Quand on débarque dans le Péloponnèse, le vent emporte un parfum d’origan et de raisin mûr. Ici, à Nemea, les pierres racontent des histoires antiques, et les vignes perpétuent des récits plus récents, mais tout aussi passionnés. Au Domaine Nikolaou, trois générations se sont transmis un savoir-faire enraciné dans cette terre puissante, lumineuse, vivante. Une terre où l’histoire se boit à petites gorgées...et sublime l’Agiorgitiko.
Une terre de vin et de dieux
Avant même de parler de raisins, on s’arrête, émerveillés, devant les colonnes du site archéologique de Nemea. Hautes, majestueuses, elles veillent depuis l’Antiquité sur cette région bénie des dieux. Autrefois, les jeux panhelléniques s’y déroulaient. Aujourd’hui, ce sont les ceps qui luttent sous le soleil pour perpétuer la tradition. Ce décor sacré donne le ton : ici, tout est affaire de temps long.
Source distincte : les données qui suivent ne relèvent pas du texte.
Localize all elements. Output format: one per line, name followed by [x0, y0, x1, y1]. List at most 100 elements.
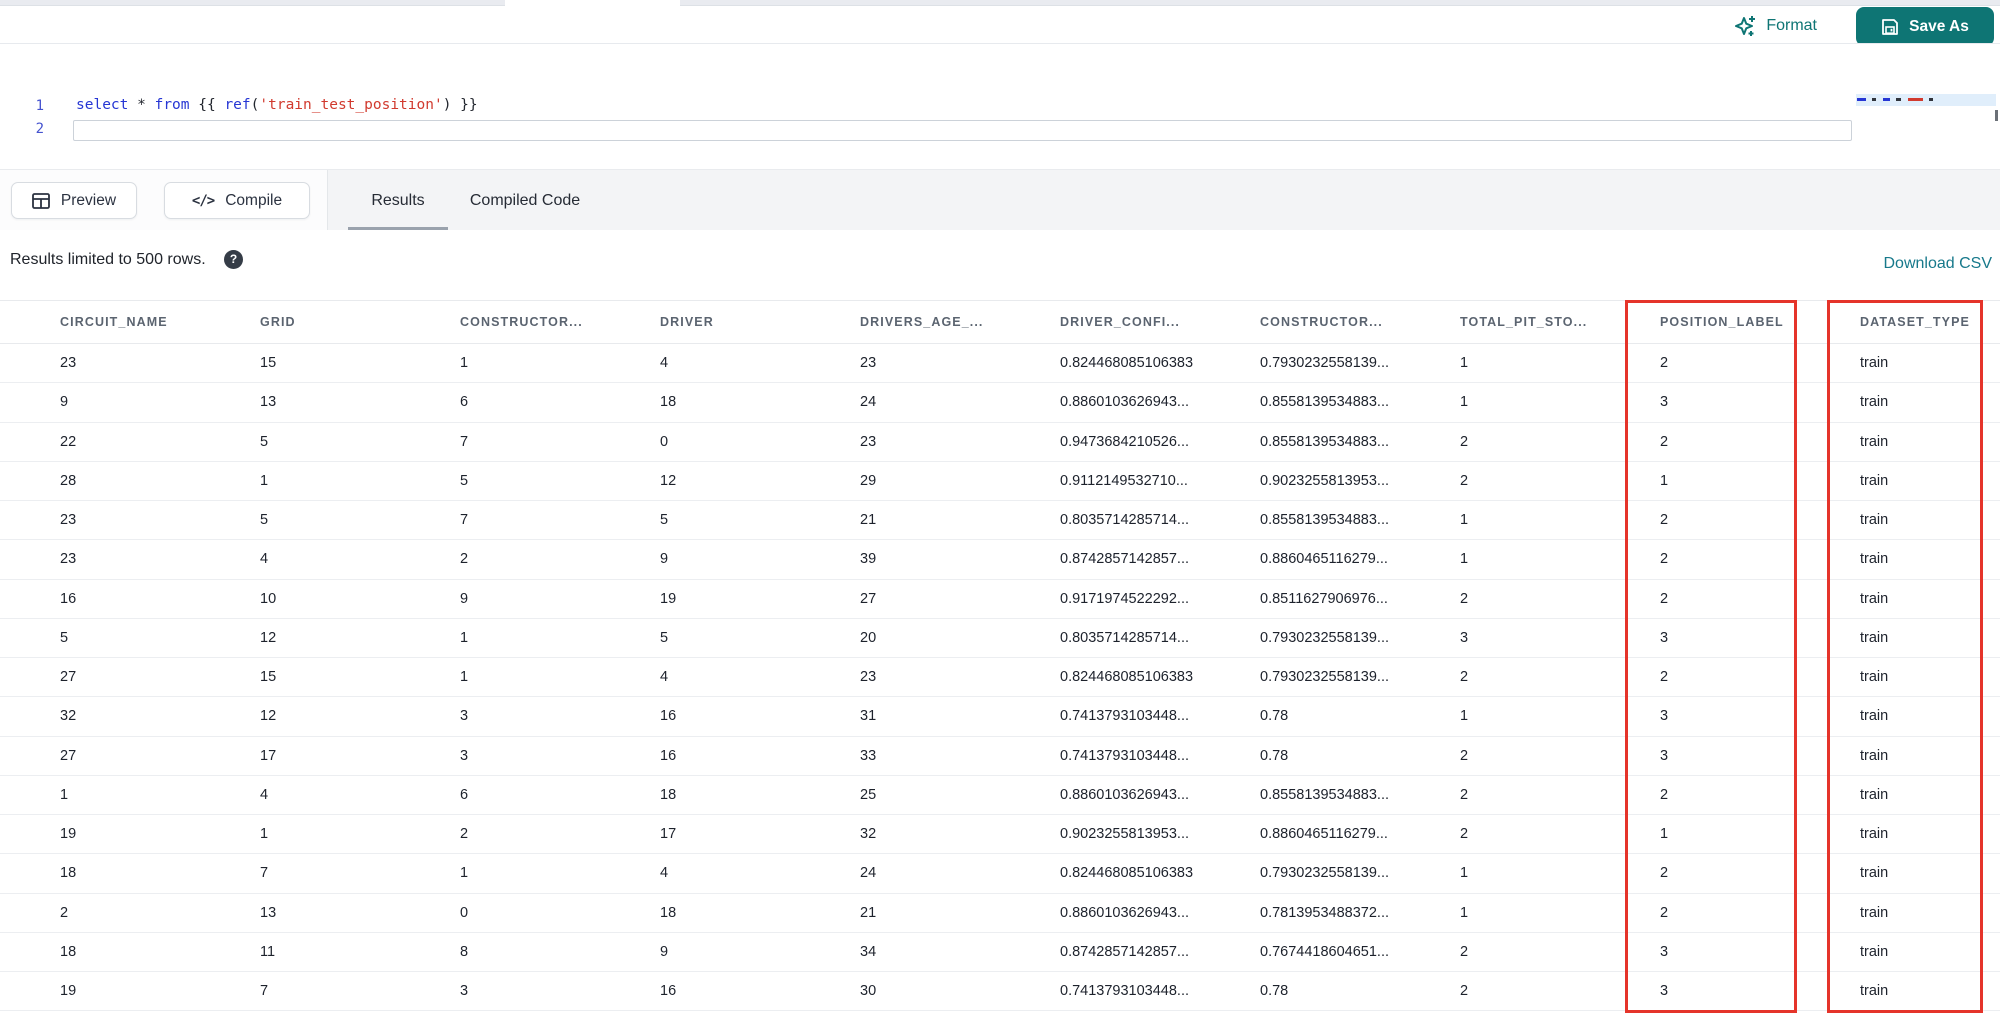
table-cell: 3	[460, 747, 469, 764]
minimap-mark	[1872, 98, 1877, 101]
table-cell: 0.7930232558139...	[1260, 865, 1390, 882]
table-cell: 9	[660, 551, 669, 568]
compile-button[interactable]: </> Compile	[164, 182, 310, 219]
tab-results-label: Results	[371, 191, 425, 209]
download-csv-link[interactable]: Download CSV	[1884, 255, 1993, 273]
table-row: 23 15 1 4 23 0.824468085106383 0.7930232558139…	[0, 344, 2000, 384]
table-cell: 6	[460, 394, 469, 411]
table-cell: 18	[660, 904, 677, 921]
table-cell: 3	[1660, 708, 1669, 725]
table-cell: 20	[860, 629, 877, 646]
table-cell: 2	[1660, 512, 1669, 529]
table-cell: 0.8511627906976...	[1260, 590, 1388, 607]
table-cell: 2	[1460, 472, 1469, 489]
minimap-mark	[1896, 98, 1902, 101]
table-cell: 0	[460, 904, 469, 921]
table-cell: 2	[1460, 747, 1469, 764]
table-cell: 16	[660, 747, 677, 764]
table-row: 23 5 7 5 21 0.8035714285714... 0.8558139534883…	[0, 501, 2000, 541]
table-cell: 0.7930232558139...	[1260, 629, 1390, 646]
line-number-2: 2	[35, 121, 44, 137]
table-row: 2 13 0 18 21 0.8860103626943... 0.781395348837…	[0, 893, 2000, 933]
table-cell: 3	[460, 983, 469, 1000]
table-cell: 18	[660, 394, 677, 411]
preview-button[interactable]: Preview	[11, 182, 137, 219]
help-icon[interactable]: ?	[224, 250, 243, 269]
table-cell: 0.8742857142857...	[1060, 551, 1190, 568]
code-minimap[interactable]	[1856, 94, 1996, 106]
table-cell: 2	[1660, 904, 1669, 921]
table-row: 9 13 6 18 24 0.8860103626943... 0.855813953488…	[0, 383, 2000, 423]
table-cell: 2	[1660, 865, 1669, 882]
table-row: 18 7 1 4 24 0.824468085106383 0.7930232558139.…	[0, 854, 2000, 894]
table-cell: 0.8860103626943...	[1060, 394, 1190, 411]
table-cell: 2	[460, 551, 469, 568]
table-row: 5 12 1 5 20 0.8035714285714... 0.7930232558139…	[0, 618, 2000, 658]
table-cell: 23	[60, 512, 77, 529]
table-cell: 0.8860103626943...	[1060, 786, 1190, 803]
save-as-button[interactable]: Save As	[1856, 7, 1994, 46]
table-cell: 2	[1660, 669, 1669, 686]
table-cell: 12	[260, 708, 277, 725]
table-cell: 5	[260, 512, 269, 529]
table-cell: 23	[60, 551, 77, 568]
table-cell: 1	[260, 472, 269, 489]
table-cell: 5	[260, 433, 269, 450]
table-cell: 18	[660, 786, 677, 803]
table-cell: 0	[660, 433, 669, 450]
tab-results[interactable]: Results	[348, 170, 448, 231]
column-header: CONSTRUCTOR...	[460, 315, 583, 329]
table-cell: train	[1860, 629, 1889, 646]
table-cell: 0.7413793103448...	[1060, 747, 1190, 764]
table-cell: train	[1860, 512, 1889, 529]
table-cell: 0.8860465116279...	[1260, 551, 1388, 568]
code-token-plain: }}	[451, 97, 478, 113]
table-cell: 32	[860, 826, 877, 843]
table-cell: 6	[460, 786, 469, 803]
table-cell: 11	[260, 943, 276, 960]
editor-header-bar: Format Save As	[0, 6, 2000, 46]
table-cell: 2	[60, 904, 69, 921]
table-cell: 19	[660, 590, 677, 607]
table-cell: 27	[60, 669, 77, 686]
table-cell: 2	[1660, 433, 1669, 450]
table-cell: train	[1860, 590, 1889, 607]
editor-scrollbar[interactable]	[1995, 110, 1998, 121]
table-cell: 16	[660, 983, 677, 1000]
code-line[interactable]: select * from {{ ref('train_test_positio…	[76, 97, 478, 113]
table-cell: 2	[1460, 433, 1469, 450]
tab-compiled-code-label: Compiled Code	[469, 191, 581, 209]
table-cell: 21	[860, 512, 877, 529]
table-cell: 1	[460, 865, 469, 882]
format-button[interactable]: Format	[1735, 14, 1817, 38]
table-cell: 16	[60, 590, 77, 607]
table-cell: 0.8558139534883...	[1260, 433, 1390, 450]
table-cell: 1	[460, 669, 469, 686]
table-cell: 10	[260, 590, 277, 607]
table-cell: 9	[60, 394, 69, 411]
table-cell: 21	[860, 904, 877, 921]
table-cell: 28	[60, 472, 77, 489]
table-cell: 17	[660, 826, 677, 843]
sql-editor[interactable]: 1 2 select * from {{ ref('train_test_pos…	[0, 44, 2000, 169]
table-cell: 1	[460, 629, 469, 646]
table-cell: 8	[460, 943, 469, 960]
minimap-mark	[1857, 98, 1866, 101]
tab-compiled-code[interactable]: Compiled Code	[452, 170, 598, 231]
column-header: GRID	[260, 315, 296, 329]
results-info-bar: Results limited to 500 rows. ? Download …	[0, 230, 2000, 300]
active-line-highlight[interactable]	[73, 120, 1852, 141]
table-cell: 3	[1660, 629, 1669, 646]
table-cell: 25	[860, 786, 877, 803]
table-cell: train	[1860, 904, 1889, 921]
table-cell: 17	[260, 747, 277, 764]
sparkles-icon	[1735, 14, 1757, 38]
table-cell: train	[1860, 669, 1889, 686]
table-cell: 18	[60, 865, 77, 882]
table-cell: 3	[1460, 629, 1469, 646]
table-cell: 24	[860, 394, 877, 411]
table-icon	[32, 192, 50, 209]
table-cell: 31	[860, 708, 877, 725]
table-cell: 13	[260, 394, 277, 411]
Nemea n’est pas une région viticole comme les autres. Elle est considérée comme l’un des berceaux du vin grec, avec une histoire qui remonte à plus de 2500 ans. Ici, tout évoque l’Antiquité : les temples, les amphores retrouvées au fil des fouilles… Et surtout, le cépage roi, l’Agiorgitiko, dont les racines semblent aussi profondes que les légendes.
Située entre 250 et 900 mètres d’altitude, elle bénéficie d’un terroir remarquable. Les sols argilo-calcaires sont riches, bien drainés, et associés à un climat méditerranéen tempéré, marqué par des étés secs et chauds, mais aussi par des écarts de température bénéfiques entre le jour et la nuit. Cette amplitude thermique permet une maturité lente et maîtrisée des raisins, tout en conservant une belle acidité naturelle.
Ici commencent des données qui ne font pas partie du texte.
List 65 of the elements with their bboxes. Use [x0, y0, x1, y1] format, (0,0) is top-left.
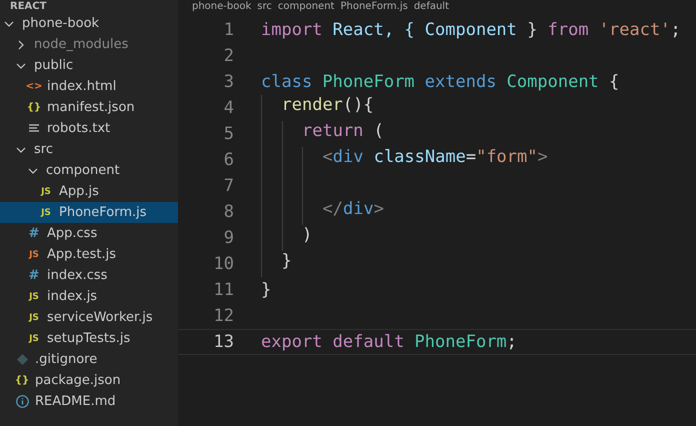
- file-item[interactable]: robots.txt: [0, 118, 178, 139]
- braces-icon: {}: [14, 372, 30, 388]
- line-number: 2: [222, 46, 234, 66]
- code-text: <div className="form">: [322, 147, 548, 169]
- file-item[interactable]: JS index.js: [0, 286, 178, 307]
- file-item[interactable]: # index.css: [0, 265, 178, 286]
- line-number: 4: [222, 98, 234, 118]
- code-text: return (: [302, 121, 384, 143]
- info-icon: [14, 394, 30, 410]
- chevron-down-icon: [16, 60, 26, 70]
- js-icon: JS: [26, 330, 42, 346]
- breadcrumb-item[interactable]: component: [278, 0, 334, 14]
- line-number: 5: [222, 124, 234, 144]
- breadcrumb-item[interactable]: phone-book: [192, 0, 252, 14]
- folder-item[interactable]: phone-book: [0, 13, 178, 34]
- file-item[interactable]: JS serviceWorker.js: [0, 307, 178, 328]
- code-text: render(){: [282, 95, 374, 117]
- js-icon: JS: [38, 184, 54, 200]
- code-text: import React, { Component } from 'react';: [261, 20, 681, 40]
- file-item[interactable]: {} package.json: [0, 370, 178, 391]
- line-number: 11: [212, 280, 234, 300]
- line-number: 12: [212, 306, 234, 326]
- line-number: 1: [222, 20, 234, 40]
- code-text: class PhoneForm extends Component {: [261, 72, 620, 92]
- file-item[interactable]: JS PhoneForm.js: [0, 202, 178, 223]
- code-text: }: [282, 251, 292, 273]
- js-icon: JS: [26, 288, 42, 304]
- file-item[interactable]: README.md: [0, 391, 178, 412]
- chevron-down-icon: [4, 18, 14, 28]
- line-number: 13: [212, 332, 234, 352]
- line-number: 7: [222, 176, 234, 196]
- chevron-down-icon: [16, 144, 26, 154]
- folder-item[interactable]: public: [0, 55, 178, 76]
- file-item[interactable]: .gitignore: [0, 349, 178, 370]
- file-item[interactable]: {} manifest.json: [0, 97, 178, 118]
- code-text: export default PhoneForm;: [261, 332, 517, 352]
- file-item[interactable]: JS App.test.js: [0, 244, 178, 265]
- explorer-header: REACT: [9, 0, 48, 13]
- code-brackets-icon: <>: [26, 78, 42, 94]
- file-item[interactable]: JS App.js: [0, 181, 178, 202]
- hash-icon: #: [26, 226, 42, 242]
- hash-icon: #: [26, 268, 42, 284]
- line-number: 6: [222, 150, 234, 170]
- code-text: </div>: [322, 199, 384, 221]
- file-item[interactable]: JS setupTests.js: [0, 328, 178, 349]
- line-number: 10: [212, 254, 234, 274]
- breadcrumb-item[interactable]: PhoneForm.js: [340, 0, 408, 14]
- code-text: }: [261, 280, 272, 300]
- file-item[interactable]: <> index.html: [0, 76, 178, 97]
- js-icon: JS: [26, 246, 42, 262]
- chevron-right-icon: [16, 40, 26, 50]
- line-number: 8: [222, 202, 234, 222]
- js-icon: JS: [38, 204, 54, 220]
- js-icon: JS: [26, 310, 42, 326]
- code-text: ): [302, 225, 312, 247]
- file-item[interactable]: # App.css: [0, 223, 178, 244]
- line-number: 3: [222, 72, 234, 92]
- folder-item[interactable]: src: [0, 139, 178, 160]
- line-number: 9: [222, 228, 234, 248]
- braces-icon: {}: [26, 100, 42, 116]
- breadcrumb-item[interactable]: src: [257, 0, 272, 14]
- folder-item[interactable]: node_modules: [0, 34, 178, 55]
- breadcrumb-item[interactable]: default: [414, 0, 449, 14]
- chevron-down-icon: [28, 166, 38, 176]
- folder-item[interactable]: component: [0, 160, 178, 181]
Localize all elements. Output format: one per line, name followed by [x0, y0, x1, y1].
Ces terres d’altitude donnent naissance à des vins puissants, mais toujours équilibrés. Des rouges profonds, des blancs éclatants, et parfois même des retsinas d’une finesse rare. Nemea, c’est une mosaïque de parcelles, de petites propriétés, de coutumes locales. Un vignoble encore trop peu connu, mais qui recèle des trésors. Et parmi eux, le Domaine Nikolaou.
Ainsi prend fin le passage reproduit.